Do You Have Any Jaffa Cake, Dear Chap?

Two British rowers, Stuart Turnbull and Edward Bayliss, somehow got it in their heads that rowing across the Atlantic Ocean was a good idea. It didn’t turn out to be so great when, after nearly being hit by tankers, losing their speargun, being pounded by gales and 40 ft. waves, they had to be rescued by some Dutch rowers short of their destination.

The two set off from Tenerife, hoping to break the record (40 days) for rowing across the ocean the fastest. To cut down on weight, they gave themselves only 50 days of food rations. 56 days into their adventure, they were down to 1,000 calories a day rations and had to be given more food by a Dutch crew, who were out there doing the same thing.

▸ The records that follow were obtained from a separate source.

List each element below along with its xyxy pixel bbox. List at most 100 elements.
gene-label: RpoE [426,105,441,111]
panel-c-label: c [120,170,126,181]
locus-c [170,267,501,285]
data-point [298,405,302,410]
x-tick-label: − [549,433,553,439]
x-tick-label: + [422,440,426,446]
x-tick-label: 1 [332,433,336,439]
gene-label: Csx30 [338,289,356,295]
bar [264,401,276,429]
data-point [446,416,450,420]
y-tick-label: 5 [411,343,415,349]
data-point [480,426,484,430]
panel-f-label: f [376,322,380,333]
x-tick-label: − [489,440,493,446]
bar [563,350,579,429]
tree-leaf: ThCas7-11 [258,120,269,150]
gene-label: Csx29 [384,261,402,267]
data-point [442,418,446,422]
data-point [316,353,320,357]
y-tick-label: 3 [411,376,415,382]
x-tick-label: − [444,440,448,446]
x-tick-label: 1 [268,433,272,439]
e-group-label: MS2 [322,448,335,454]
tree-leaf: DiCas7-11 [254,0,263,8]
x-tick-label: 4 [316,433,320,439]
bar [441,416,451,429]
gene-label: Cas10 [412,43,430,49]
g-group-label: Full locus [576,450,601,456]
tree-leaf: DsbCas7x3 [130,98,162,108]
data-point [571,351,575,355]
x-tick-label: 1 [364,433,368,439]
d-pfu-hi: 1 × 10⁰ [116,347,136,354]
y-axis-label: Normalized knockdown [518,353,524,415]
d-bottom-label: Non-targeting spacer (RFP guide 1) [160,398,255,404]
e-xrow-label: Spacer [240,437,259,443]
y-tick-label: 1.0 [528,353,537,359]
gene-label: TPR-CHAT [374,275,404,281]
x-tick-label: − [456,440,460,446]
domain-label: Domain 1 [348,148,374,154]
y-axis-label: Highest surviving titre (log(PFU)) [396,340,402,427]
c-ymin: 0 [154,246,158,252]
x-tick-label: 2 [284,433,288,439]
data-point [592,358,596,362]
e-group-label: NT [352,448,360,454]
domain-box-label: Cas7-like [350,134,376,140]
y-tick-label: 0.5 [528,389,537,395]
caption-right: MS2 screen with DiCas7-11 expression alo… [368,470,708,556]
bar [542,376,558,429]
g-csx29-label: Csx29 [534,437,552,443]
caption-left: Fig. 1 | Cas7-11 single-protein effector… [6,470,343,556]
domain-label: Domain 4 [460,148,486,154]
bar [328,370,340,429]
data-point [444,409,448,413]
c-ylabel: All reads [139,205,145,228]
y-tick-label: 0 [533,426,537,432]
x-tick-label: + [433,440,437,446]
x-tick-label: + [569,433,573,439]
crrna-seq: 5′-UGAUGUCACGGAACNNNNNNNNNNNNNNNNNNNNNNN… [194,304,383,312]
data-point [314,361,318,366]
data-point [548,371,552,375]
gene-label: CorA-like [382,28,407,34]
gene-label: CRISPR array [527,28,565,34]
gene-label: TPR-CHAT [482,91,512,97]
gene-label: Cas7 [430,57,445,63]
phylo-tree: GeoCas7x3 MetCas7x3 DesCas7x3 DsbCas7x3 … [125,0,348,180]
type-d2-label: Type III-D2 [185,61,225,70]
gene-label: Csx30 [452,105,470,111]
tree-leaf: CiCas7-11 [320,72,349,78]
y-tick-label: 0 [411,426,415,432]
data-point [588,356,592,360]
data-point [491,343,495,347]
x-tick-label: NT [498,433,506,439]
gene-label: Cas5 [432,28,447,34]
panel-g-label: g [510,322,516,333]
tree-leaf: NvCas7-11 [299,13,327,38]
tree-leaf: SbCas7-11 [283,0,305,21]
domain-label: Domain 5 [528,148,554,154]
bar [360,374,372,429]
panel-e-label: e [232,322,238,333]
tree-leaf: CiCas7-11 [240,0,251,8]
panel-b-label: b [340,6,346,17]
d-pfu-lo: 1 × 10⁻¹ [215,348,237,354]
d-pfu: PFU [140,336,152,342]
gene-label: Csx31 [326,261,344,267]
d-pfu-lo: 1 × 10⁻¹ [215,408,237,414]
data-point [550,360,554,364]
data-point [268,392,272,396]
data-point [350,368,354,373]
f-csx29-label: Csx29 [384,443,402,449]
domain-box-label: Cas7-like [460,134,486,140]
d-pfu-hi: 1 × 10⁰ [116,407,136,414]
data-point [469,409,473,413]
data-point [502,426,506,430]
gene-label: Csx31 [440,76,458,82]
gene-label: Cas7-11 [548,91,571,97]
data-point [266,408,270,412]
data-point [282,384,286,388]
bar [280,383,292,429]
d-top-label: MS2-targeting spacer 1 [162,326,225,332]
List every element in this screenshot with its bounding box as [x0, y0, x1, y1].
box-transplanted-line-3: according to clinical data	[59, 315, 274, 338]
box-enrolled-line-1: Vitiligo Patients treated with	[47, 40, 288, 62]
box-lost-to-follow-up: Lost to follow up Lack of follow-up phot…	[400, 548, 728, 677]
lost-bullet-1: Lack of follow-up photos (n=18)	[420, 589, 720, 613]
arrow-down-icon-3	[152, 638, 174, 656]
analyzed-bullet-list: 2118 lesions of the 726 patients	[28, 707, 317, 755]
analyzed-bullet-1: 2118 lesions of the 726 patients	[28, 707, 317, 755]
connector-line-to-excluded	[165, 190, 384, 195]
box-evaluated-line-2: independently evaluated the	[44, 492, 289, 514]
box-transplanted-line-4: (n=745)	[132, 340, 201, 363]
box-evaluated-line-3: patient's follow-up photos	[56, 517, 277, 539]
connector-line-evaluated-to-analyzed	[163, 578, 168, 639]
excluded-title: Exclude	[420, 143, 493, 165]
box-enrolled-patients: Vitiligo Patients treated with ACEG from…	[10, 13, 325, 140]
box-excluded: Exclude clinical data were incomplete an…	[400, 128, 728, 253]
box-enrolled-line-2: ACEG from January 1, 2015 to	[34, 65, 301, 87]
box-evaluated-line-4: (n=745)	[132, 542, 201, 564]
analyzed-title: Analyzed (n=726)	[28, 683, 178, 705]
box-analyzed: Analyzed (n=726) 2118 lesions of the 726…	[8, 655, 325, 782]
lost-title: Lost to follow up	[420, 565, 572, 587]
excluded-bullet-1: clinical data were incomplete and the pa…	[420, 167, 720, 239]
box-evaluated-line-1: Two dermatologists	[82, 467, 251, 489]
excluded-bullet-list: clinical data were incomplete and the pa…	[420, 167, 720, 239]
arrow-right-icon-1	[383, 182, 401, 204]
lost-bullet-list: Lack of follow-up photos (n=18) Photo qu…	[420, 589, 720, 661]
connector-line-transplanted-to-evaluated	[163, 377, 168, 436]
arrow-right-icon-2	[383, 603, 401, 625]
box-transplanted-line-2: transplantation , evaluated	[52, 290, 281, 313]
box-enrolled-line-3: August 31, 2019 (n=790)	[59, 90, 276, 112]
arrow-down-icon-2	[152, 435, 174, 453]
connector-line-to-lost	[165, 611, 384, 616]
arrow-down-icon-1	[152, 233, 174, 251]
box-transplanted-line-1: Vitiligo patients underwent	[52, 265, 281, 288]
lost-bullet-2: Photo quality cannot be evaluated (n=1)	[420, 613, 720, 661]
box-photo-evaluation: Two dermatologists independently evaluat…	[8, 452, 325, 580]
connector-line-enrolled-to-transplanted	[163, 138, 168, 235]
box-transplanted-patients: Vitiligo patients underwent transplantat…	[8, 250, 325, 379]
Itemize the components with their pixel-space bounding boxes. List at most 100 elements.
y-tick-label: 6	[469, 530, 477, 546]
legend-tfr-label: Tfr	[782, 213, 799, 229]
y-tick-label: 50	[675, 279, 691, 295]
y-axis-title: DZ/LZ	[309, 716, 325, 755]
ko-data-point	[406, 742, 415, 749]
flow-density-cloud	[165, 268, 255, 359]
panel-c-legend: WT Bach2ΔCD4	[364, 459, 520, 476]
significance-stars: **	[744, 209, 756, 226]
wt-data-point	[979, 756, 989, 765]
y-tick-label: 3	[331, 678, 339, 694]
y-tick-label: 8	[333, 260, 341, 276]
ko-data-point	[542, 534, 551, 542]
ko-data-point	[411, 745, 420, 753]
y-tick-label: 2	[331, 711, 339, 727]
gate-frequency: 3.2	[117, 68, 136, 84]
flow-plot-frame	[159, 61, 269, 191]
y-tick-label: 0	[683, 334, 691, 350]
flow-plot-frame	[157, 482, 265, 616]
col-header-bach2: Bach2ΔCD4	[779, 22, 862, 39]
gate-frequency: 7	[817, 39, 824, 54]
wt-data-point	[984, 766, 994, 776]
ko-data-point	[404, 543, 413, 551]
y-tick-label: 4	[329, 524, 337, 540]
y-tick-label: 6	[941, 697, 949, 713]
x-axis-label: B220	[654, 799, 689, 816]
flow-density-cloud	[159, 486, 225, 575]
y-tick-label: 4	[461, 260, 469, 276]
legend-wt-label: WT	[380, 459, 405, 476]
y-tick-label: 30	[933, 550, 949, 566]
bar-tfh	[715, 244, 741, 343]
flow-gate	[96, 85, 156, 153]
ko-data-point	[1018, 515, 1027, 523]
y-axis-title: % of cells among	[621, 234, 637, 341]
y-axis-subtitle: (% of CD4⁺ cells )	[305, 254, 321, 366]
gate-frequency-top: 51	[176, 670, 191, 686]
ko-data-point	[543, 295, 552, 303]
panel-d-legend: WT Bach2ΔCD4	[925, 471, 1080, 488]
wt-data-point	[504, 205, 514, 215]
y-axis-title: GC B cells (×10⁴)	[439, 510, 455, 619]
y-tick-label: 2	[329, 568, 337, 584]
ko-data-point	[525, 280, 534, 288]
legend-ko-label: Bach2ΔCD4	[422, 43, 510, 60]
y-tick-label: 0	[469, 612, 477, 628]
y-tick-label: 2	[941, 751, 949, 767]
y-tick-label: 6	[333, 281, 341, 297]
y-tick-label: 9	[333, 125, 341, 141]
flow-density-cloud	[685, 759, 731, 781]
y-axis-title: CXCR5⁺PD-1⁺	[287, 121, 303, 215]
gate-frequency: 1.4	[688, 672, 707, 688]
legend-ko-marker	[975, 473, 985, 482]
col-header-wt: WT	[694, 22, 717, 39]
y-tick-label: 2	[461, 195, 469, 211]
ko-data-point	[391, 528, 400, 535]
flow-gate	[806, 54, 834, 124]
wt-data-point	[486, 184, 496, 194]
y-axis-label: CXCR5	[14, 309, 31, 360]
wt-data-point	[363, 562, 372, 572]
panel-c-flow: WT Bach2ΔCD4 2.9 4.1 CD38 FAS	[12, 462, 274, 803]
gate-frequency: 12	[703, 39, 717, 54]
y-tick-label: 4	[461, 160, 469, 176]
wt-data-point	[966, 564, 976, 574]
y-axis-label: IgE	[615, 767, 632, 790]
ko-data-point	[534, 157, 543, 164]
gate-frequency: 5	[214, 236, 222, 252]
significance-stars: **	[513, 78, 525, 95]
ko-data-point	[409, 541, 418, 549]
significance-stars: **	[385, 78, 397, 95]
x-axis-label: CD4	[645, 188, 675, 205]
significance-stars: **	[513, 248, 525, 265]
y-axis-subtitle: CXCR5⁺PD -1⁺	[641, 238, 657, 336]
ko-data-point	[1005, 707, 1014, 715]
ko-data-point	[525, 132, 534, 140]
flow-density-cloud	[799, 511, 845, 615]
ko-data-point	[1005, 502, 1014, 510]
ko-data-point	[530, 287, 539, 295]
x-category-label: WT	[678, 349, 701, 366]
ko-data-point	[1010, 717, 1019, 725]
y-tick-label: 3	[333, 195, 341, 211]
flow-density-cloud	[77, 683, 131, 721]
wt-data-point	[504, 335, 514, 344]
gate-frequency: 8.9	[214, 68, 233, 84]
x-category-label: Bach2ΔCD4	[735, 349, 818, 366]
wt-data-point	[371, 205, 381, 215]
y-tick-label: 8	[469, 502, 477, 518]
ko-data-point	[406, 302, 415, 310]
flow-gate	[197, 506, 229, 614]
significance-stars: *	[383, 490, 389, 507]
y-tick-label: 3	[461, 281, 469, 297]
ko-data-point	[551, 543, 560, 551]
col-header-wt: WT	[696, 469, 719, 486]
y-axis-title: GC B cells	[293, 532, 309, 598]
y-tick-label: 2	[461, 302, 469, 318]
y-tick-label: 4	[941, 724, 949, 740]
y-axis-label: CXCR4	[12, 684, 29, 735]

Now, it was all for a good cause, Cancer Research UK, but they themselves turned out to be the charity cases. You can find out more about their continuing adventures at this Daily Mail site. (Oh, and if you’ve never tried a Jaffa cake…)

Tenerife Just Got Lame

One of the biggest Carnival celebrations in the world has just been canceled…due to noise.

A Spanish court ruled in favor of a group of citizens who complained the festivals violated their human rights. You know, their God-given right to live someplace that didn’t get too loud once a year.

Before the ruling, festival used to full of parades, dancing, music and fireworks, culminating in the “burial of the sardine.” The gigantic sardine is depicted sitting on a throne, and hauled through the streets followed by trail of faux mourners, pregnant men and widows.

Really, it’s just hysteria. And revelry, and an internationally recognized good time. If only it didn’t get so dang raucous.